Türkiye’de halkın sorunlu gördüğü eğitim, sağlık gibi bazı alanlar bulunuyor. Bu alanlara dair bir eylem planınız var mı?

Bizim bugüne kadar 12 tane eylem planımız açıklandı. Bunlar en kısa zamanda 21’e tamamlanacak. Bu 21 madde, Türkiye’nin bütün sorunlarını ele alacak. Bu eylem planlarında bizim neyi değiştirebileceğimizi görebilirsiniz. Planların en arka kısmında da projeleri ne kadar sürede, kimin vasıtasıyla tamamlayacağımızın taahhüdünü veriyoruz. Mesela 360 gün içinde yerel yönetimleri, imar planı yapmaya esas yetkili hale getireceğiz. İller arası iş birliğin geliştirilmesine ve desteklenmesine önem vereceğiz. Adil Yargı Eylem Planımız doğrultusunda yapacağımız projelerimiz de var. Adli tatili kaldıracağız, Yüksek Seçim Kurulu’nda cinsiyet kotasına yer vereceğiz. Hukuk fakültelerinin sayısını azaltacağız. İlkokuldan itibaren insan hakları ve kadın-erkek eşitliği derslerini eğitim müfredatına koyacağız. Bunları daha da çoğaltabiliriz.

Eğitimden bahsettiniz. Gençlere yönelik projeleriniz var mı?

Gençlerin fikir özgürlüğünün olması gerekiyor. Teknoloji çok hızlı bir şekilde gelişiyor. Biz Türkiye olarak dünyanın en pahalı ve en yavaş internetini kullanıyoruz. Bizim en büyük vaatlerimizden biri, internetin ucuz, erişilebilir ve gençlere bedava olması. Böylece dünyadaki toplumlarla denk olarak gelişebilirler. Bir diğer projemiz ise gençlerin kendi fikirlerini hayata geçirebilmesi ve girişimcilik yapabilmesi için önlerini açmak. Bunun dışında Türkiye’deki ekonomik durum gençlerin belini büküyor. Birçok gencimiz üniversiteye gidiyor ama barınma sorunu yaşıyor. Aynı şekilde hayat pahalılığı nedeniyle olması gerektiği gibi beslenemiyor. Geçmişte sırtına çantasını alıp dünyayı gezebilen gençler vardı. Şu an bırakın bir genci, orta yaştaki beyaz yakalı biri için üç ya da dört günlük Avrupa seyahati çok masraflı.

‘KADIN CİNAYETLERİNDE İZMİR’DEKİ HEMEN HEMEN HER DAVAYA MÜDAHİLİZ’

Kadınlara yönelik projeleriniz var mı?

Biz İstanbul Sözleşmesi için Danıştay’a ilk dava açan partiyiz. İstanbul Sözleşmesi’nin tarafıyız.

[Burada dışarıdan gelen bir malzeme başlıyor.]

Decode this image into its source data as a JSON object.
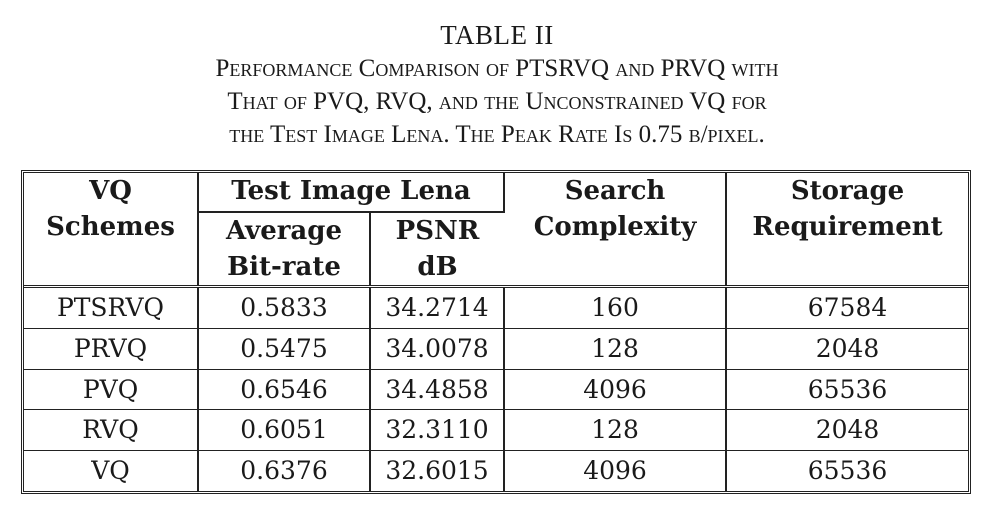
{
  "caption": {
    "title": "TABLE II",
    "lines": [
      "Performance Comparison of PTSRVQ and PRVQ with",
      "That of PVQ, RVQ, and the Unconstrained VQ for",
      "the Test Image Lena. The Peak Rate Is 0.75 b/pixel."
    ]
  },
  "table": {
    "headers": {
      "schemes_line1": "VQ",
      "schemes_line2": "Schemes",
      "group": "Test Image Lena",
      "bitrate_line1": "Average",
      "bitrate_line2": "Bit-rate",
      "psnr_line1": "PSNR",
      "psnr_line2": "dB",
      "search_line1": "Search",
      "search_line2": "Complexity",
      "storage_line1": "Storage",
      "storage_line2": "Requirement"
    },
    "rows": [
      {
        "scheme": "PTSRVQ",
        "bitrate": "0.5833",
        "psnr": "34.2714",
        "search": "160",
        "storage": "67584"
      },
      {
        "scheme": "PRVQ",
        "bitrate": "0.5475",
        "psnr": "34.0078",
        "search": "128",
        "storage": "2048"
      },
      {
        "scheme": "PVQ",
        "bitrate": "0.6546",
        "psnr": "34.4858",
        "search": "4096",
        "storage": "65536"
      },
      {
        "scheme": "RVQ",
        "bitrate": "0.6051",
        "psnr": "32.3110",
        "search": "128",
        "storage": "2048"
      },
      {
        "scheme": "VQ",
        "bitrate": "0.6376",
        "psnr": "32.6015",
        "search": "4096",
        "storage": "65536"
      }
    ]
  }
}
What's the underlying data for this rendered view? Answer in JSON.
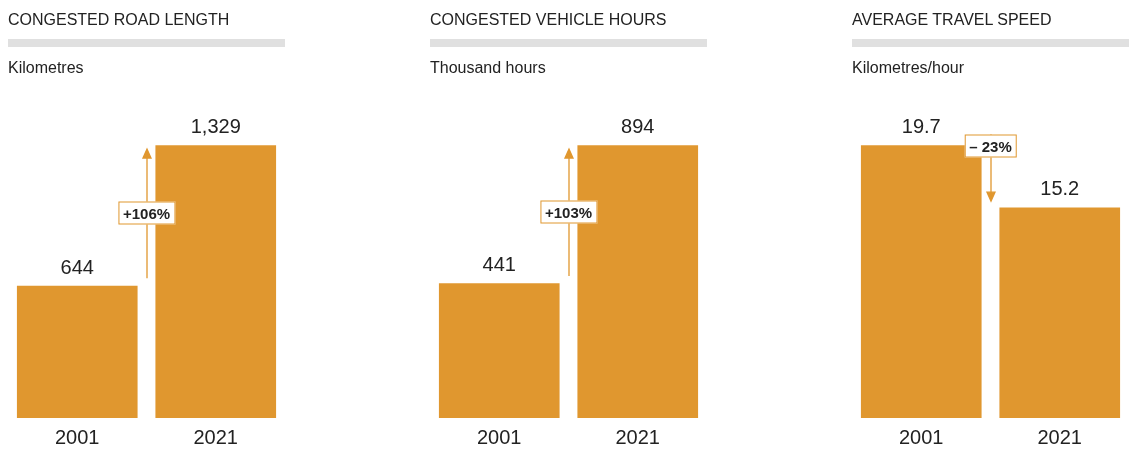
{
  "chart_data": [
    {
      "type": "bar",
      "title": "CONGESTED ROAD LENGTH",
      "subtitle": "Kilometres",
      "categories": [
        "2001",
        "2021"
      ],
      "values": [
        644,
        1329
      ],
      "value_labels": [
        "644",
        "1,329"
      ],
      "color": "#e0972f",
      "annotations": [
        "+106%"
      ],
      "grid": false,
      "legend": false,
      "tick_labels": "x"
    },
    {
      "type": "bar",
      "title": "CONGESTED VEHICLE HOURS",
      "subtitle": "Thousand hours",
      "categories": [
        "2001",
        "2021"
      ],
      "values": [
        441,
        894
      ],
      "value_labels": [
        "441",
        "894"
      ],
      "color": "#e0972f",
      "annotations": [
        "+103%"
      ],
      "grid": false,
      "legend": false,
      "tick_labels": "x"
    },
    {
      "type": "bar",
      "title": "AVERAGE TRAVEL SPEED",
      "subtitle": "Kilometres/hour",
      "categories": [
        "2001",
        "2021"
      ],
      "values": [
        19.7,
        15.2
      ],
      "value_labels": [
        "19.7",
        "15.2"
      ],
      "color": "#e0972f",
      "annotations": [
        "– 23%"
      ],
      "grid": false,
      "legend": false,
      "tick_labels": "x"
    }
  ]
}
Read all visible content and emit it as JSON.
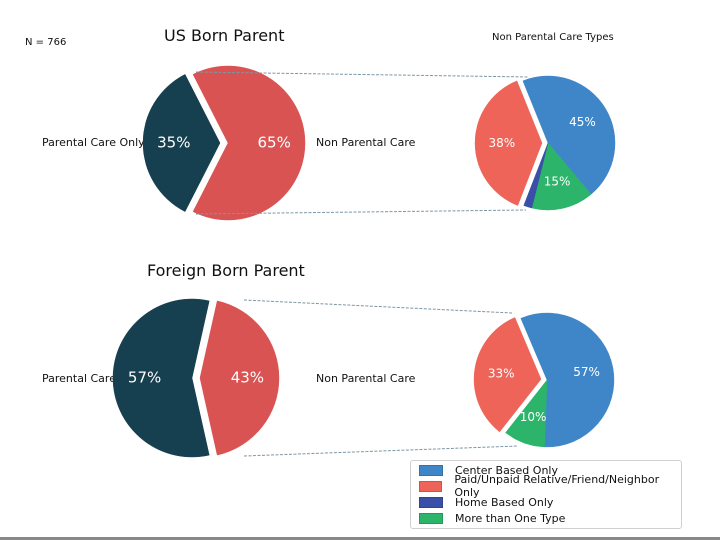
{
  "header": {
    "n_label": "N = 766",
    "right_title": "Non Parental Care Types"
  },
  "colors": {
    "parental": "#163f4f",
    "non_parental": "#d95353",
    "center_based": "#3f86c8",
    "relative": "#ef6458",
    "home_based": "#3a4fa8",
    "more_than_one": "#2cb46a"
  },
  "chart_data": [
    {
      "type": "pie",
      "title": "US Born Parent",
      "labels": [
        "Parental Care Only",
        "Non Parental Care"
      ],
      "values": [
        35,
        65
      ],
      "value_labels": [
        "35%",
        "65%"
      ],
      "exploded": "Non Parental Care"
    },
    {
      "type": "pie",
      "title": "Non Parental Care Types (US Born Parent)",
      "labels": [
        "Center Based Only",
        "Paid/Unpaid Relative/Friend/Neighbor Only",
        "Home Based Only",
        "More than One Type"
      ],
      "values": [
        45,
        38,
        2,
        15
      ],
      "value_labels": [
        "45%",
        "38%",
        "",
        "15%"
      ],
      "exploded": "Paid/Unpaid Relative/Friend/Neighbor Only"
    },
    {
      "type": "pie",
      "title": "Foreign Born Parent",
      "labels": [
        "Parental Care Only",
        "Non Parental Care"
      ],
      "values": [
        57,
        43
      ],
      "value_labels": [
        "57%",
        "43%"
      ],
      "exploded": "Non Parental Care"
    },
    {
      "type": "pie",
      "title": "Non Parental Care Types (Foreign Born Parent)",
      "labels": [
        "Center Based Only",
        "Paid/Unpaid Relative/Friend/Neighbor Only",
        "Home Based Only",
        "More than One Type"
      ],
      "values": [
        57,
        33,
        0,
        10
      ],
      "value_labels": [
        "57%",
        "33%",
        "",
        "10%"
      ],
      "exploded": "Paid/Unpaid Relative/Friend/Neighbor Only"
    }
  ],
  "panels": {
    "us": {
      "title": "US Born Parent",
      "left_label": "Parental Care Only",
      "right_label": "Non Parental Care"
    },
    "fb": {
      "title": "Foreign Born Parent",
      "left_label": "Parental Care Only",
      "right_label": "Non Parental Care"
    }
  },
  "legend": {
    "items": [
      {
        "label": "Center Based Only",
        "color": "#3f86c8"
      },
      {
        "label": "Paid/Unpaid Relative/Friend/Neighbor Only",
        "color": "#ef6458"
      },
      {
        "label": "Home Based Only",
        "color": "#3a4fa8"
      },
      {
        "label": "More than One Type",
        "color": "#2cb46a"
      }
    ]
  }
}
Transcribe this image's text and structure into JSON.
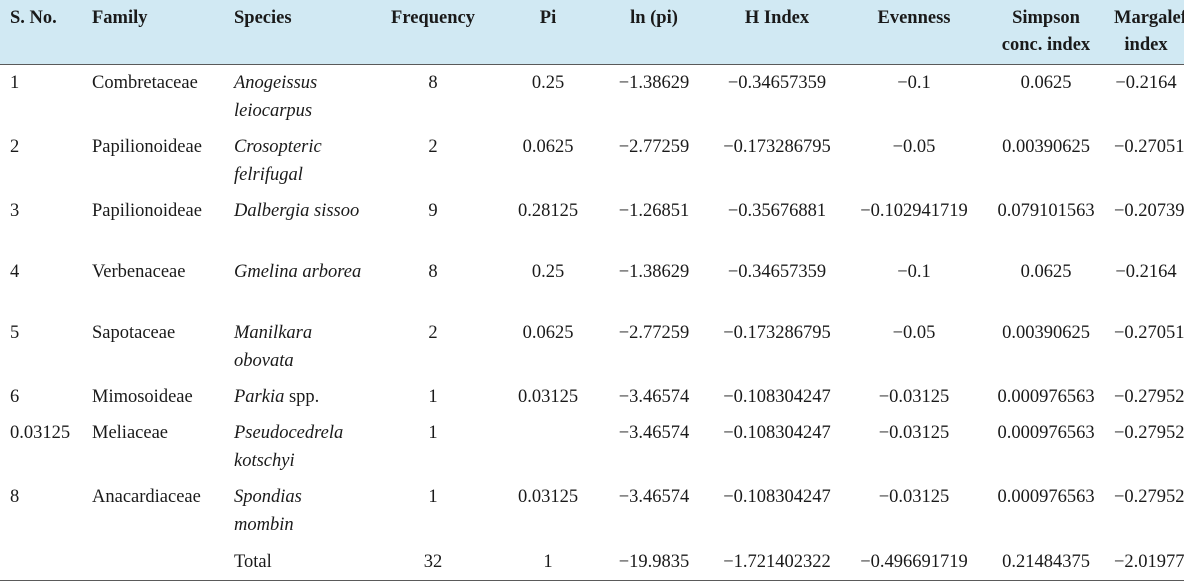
{
  "table": {
    "headers": {
      "sno": "S. No.",
      "family": "Family",
      "species": "Species",
      "frequency": "Frequency",
      "pi": "Pi",
      "lnpi": "ln (pi)",
      "hindex": "H Index",
      "evenness": "Evenness",
      "simpson": "Simpson conc. index",
      "margalef": "Margalef index"
    },
    "rows": [
      {
        "sno": "1",
        "family": "Combretaceae",
        "species": "Anogeissus leiocarpus",
        "species_extra": "",
        "frequency": "8",
        "pi": "0.25",
        "lnpi": "−1.38629",
        "hindex": "−0.34657359",
        "evenness": "−0.1",
        "simpson": "0.0625",
        "margalef": "−0.2164"
      },
      {
        "sno": "2",
        "family": "Papilionoideae",
        "species": "Crosopteric felrifugal",
        "species_extra": "",
        "frequency": "2",
        "pi": "0.0625",
        "lnpi": "−2.77259",
        "hindex": "−0.173286795",
        "evenness": "−0.05",
        "simpson": "0.00390625",
        "margalef": "−0.27051"
      },
      {
        "sno": "3",
        "family": "Papilionoideae",
        "species": "Dalbergia sissoo",
        "species_extra": "",
        "frequency": "9",
        "pi": "0.28125",
        "lnpi": "−1.26851",
        "hindex": "−0.35676881",
        "evenness": "−0.102941719",
        "simpson": "0.079101563",
        "margalef": "−0.20739"
      },
      {
        "sno": "4",
        "family": "Verbenaceae",
        "species": "Gmelina arborea",
        "species_extra": "",
        "frequency": "8",
        "pi": "0.25",
        "lnpi": "−1.38629",
        "hindex": "−0.34657359",
        "evenness": "−0.1",
        "simpson": "0.0625",
        "margalef": "−0.2164"
      },
      {
        "sno": "5",
        "family": "Sapotaceae",
        "species": "Manilkara obovata",
        "species_extra": "",
        "frequency": "2",
        "pi": "0.0625",
        "lnpi": "−2.77259",
        "hindex": "−0.173286795",
        "evenness": "−0.05",
        "simpson": "0.00390625",
        "margalef": "−0.27051"
      },
      {
        "sno": "6",
        "family": "Mimosoideae",
        "species": "Parkia",
        "species_extra": " spp.",
        "frequency": "1",
        "pi": "0.03125",
        "lnpi": "−3.46574",
        "hindex": "−0.108304247",
        "evenness": "−0.03125",
        "simpson": "0.000976563",
        "margalef": "−0.27952"
      },
      {
        "sno": "0.03125",
        "family": "Meliaceae",
        "species": "Pseudocedrela kotschyi",
        "species_extra": "",
        "frequency": "1",
        "pi": "",
        "lnpi": "−3.46574",
        "hindex": "−0.108304247",
        "evenness": "−0.03125",
        "simpson": "0.000976563",
        "margalef": "−0.27952"
      },
      {
        "sno": "8",
        "family": "Anacardiaceae",
        "species": "Spondias mombin",
        "species_extra": "",
        "frequency": "1",
        "pi": "0.03125",
        "lnpi": "−3.46574",
        "hindex": "−0.108304247",
        "evenness": "−0.03125",
        "simpson": "0.000976563",
        "margalef": "−0.27952"
      }
    ],
    "total": {
      "label": "Total",
      "frequency": "32",
      "pi": "1",
      "lnpi": "−19.9835",
      "hindex": "−1.721402322",
      "evenness": "−0.496691719",
      "simpson": "0.21484375",
      "margalef": "−2.01977"
    }
  }
}
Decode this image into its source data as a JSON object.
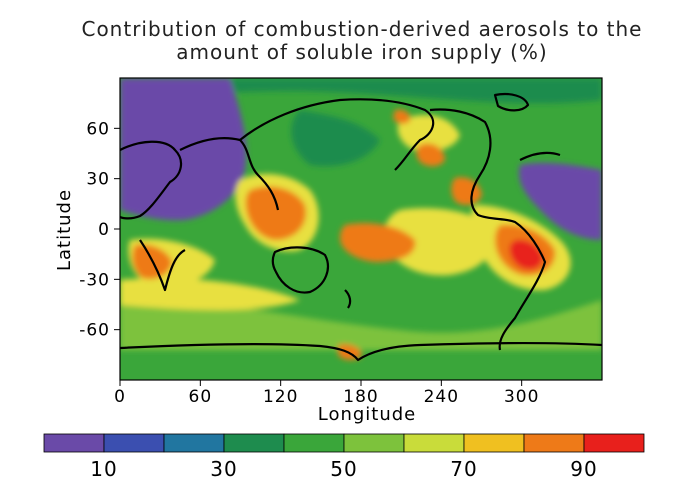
{
  "title": {
    "line1": "Contribution of combustion-derived aerosols to the",
    "line2": "amount of soluble iron supply (%)"
  },
  "axes": {
    "xlabel": "Longitude",
    "ylabel": "Latitude",
    "x_ticks": [
      0,
      60,
      120,
      180,
      240,
      300
    ],
    "y_ticks": [
      60,
      30,
      0,
      -30,
      -60
    ],
    "x_range": [
      0,
      360
    ],
    "y_range": [
      -90,
      90
    ]
  },
  "colorbar": {
    "colors": [
      "#6a4aa8",
      "#3b4fb0",
      "#2176a0",
      "#1e8c4e",
      "#3aa63a",
      "#7dc23c",
      "#c9dc3a",
      "#f0c020",
      "#ee7a18",
      "#e8201c"
    ],
    "tick_labels": [
      "10",
      "30",
      "50",
      "70",
      "90"
    ]
  },
  "map_palette": {
    "purple": "#6a4aa8",
    "dark_green": "#1e8c4e",
    "green": "#3aa63a",
    "light_green": "#7dc23c",
    "yellow": "#e8e040",
    "orange": "#ee7a18",
    "red": "#e8201c",
    "coast": "#000000"
  }
}
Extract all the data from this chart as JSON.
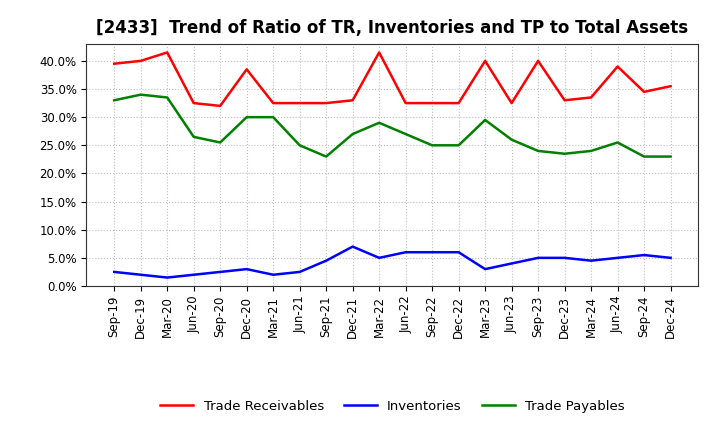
{
  "title": "[2433]  Trend of Ratio of TR, Inventories and TP to Total Assets",
  "x_labels": [
    "Sep-19",
    "Dec-19",
    "Mar-20",
    "Jun-20",
    "Sep-20",
    "Dec-20",
    "Mar-21",
    "Jun-21",
    "Sep-21",
    "Dec-21",
    "Mar-22",
    "Jun-22",
    "Sep-22",
    "Dec-22",
    "Mar-23",
    "Jun-23",
    "Sep-23",
    "Dec-23",
    "Mar-24",
    "Jun-24",
    "Sep-24",
    "Dec-24"
  ],
  "trade_receivables": [
    39.5,
    40.0,
    41.5,
    32.5,
    32.0,
    38.5,
    32.5,
    32.5,
    32.5,
    33.0,
    41.5,
    32.5,
    32.5,
    32.5,
    40.0,
    32.5,
    40.0,
    33.0,
    33.5,
    39.0,
    34.5,
    35.5
  ],
  "inventories": [
    2.5,
    2.0,
    1.5,
    2.0,
    2.5,
    3.0,
    2.0,
    2.5,
    4.5,
    7.0,
    5.0,
    6.0,
    6.0,
    6.0,
    3.0,
    4.0,
    5.0,
    5.0,
    4.5,
    5.0,
    5.5,
    5.0
  ],
  "trade_payables": [
    33.0,
    34.0,
    33.5,
    26.5,
    25.5,
    30.0,
    30.0,
    25.0,
    23.0,
    27.0,
    29.0,
    27.0,
    25.0,
    25.0,
    29.5,
    26.0,
    24.0,
    23.5,
    24.0,
    25.5,
    23.0,
    23.0
  ],
  "color_tr": "#FF0000",
  "color_inv": "#0000FF",
  "color_tp": "#008000",
  "ylim_max": 43,
  "yticks": [
    0.0,
    5.0,
    10.0,
    15.0,
    20.0,
    25.0,
    30.0,
    35.0,
    40.0
  ],
  "grid_color": "#b0b0b0",
  "background_color": "#FFFFFF",
  "title_fontsize": 12,
  "tick_fontsize": 8.5,
  "legend_fontsize": 9.5
}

Kadın cinayetleri konusunda İzmir’deki hemen hemen her davaya müdahiliz. Bugün kadın cinayetleri ve şiddet konusundaki her davada DEVA Partisi kadın politikalarını bulabilirsiniz. Ne yazık ki, çok fazla dava ve şiddet olayı var. Yetişebildiğimiz kadarına yetişiyoruz. Ama bizim en büyük görevimiz, şiddet gören kadınlara destek olmak. Bunu da çok önemsiyoruz. Bunun dışında kadın meselesi bizim için çok önemli. Kadın sorunları ile ilgili çeşitli çalışmalarımız var. Mesela kültür sanata dair, hayata katılım ile ilgili çalışmalarımız ayrı, kadın sağlığı ile ilgili çalışmalarımız ayrı. HPV aşısının ulaşılabilir ve bedava olmasından tutun da kadın sağlığı ile ilgili çok farklı projelerimiz de var.

Çevre sorunlarıyla ilgili bir projeniz var mı?

Bizim Çevre Politikaları Başkanlığı’mız çok aktif çalışan bir başkanlık. Açıkçası diğer siyasi partilere baktığınızda da bu açıdan baya yol kat ettik. Bizim çevre eylem planımız geçtiğimiz haziran ayında açıklandı. Orada olaylara çok farklı bir bakış açımız var. Türkiye’de musluk suyunu içilebilir hale getireceğiz, hayvan yaşam alanlarını arttıracağız, sokak hayvanları için kısırlaştırma seferberliği başlatacağız. Kalıcı yaz saati uygulamasına son vereceğiz, iklim teknolojilerine teşvik edeceğiz, Paris İklim Anlaşması’nın hedefini ve gerekliliklerini yerine getireceğiz, tek kullanımlık plastiklerin kullanımını yasaklayacağız. 

Seçim sonrası sizce Türkiye’de nasıl bir ortam olacak?

6’lı masa adayının kazandığı, parlamenter sisteme geçiş sürecinin başladığı, bir rahatlamanın yaşandığı ve kara bulutların kalktığı aydınlık dönemin başlamasını umut ediyoruz. Bazen yöneticiler o kadar kötü olabiliyor ki, o kalktığı andaki boş koltuk bile bir rahatlama yaratabiliyor. Bunu Berat Albayrak örneğinde de görmüştük.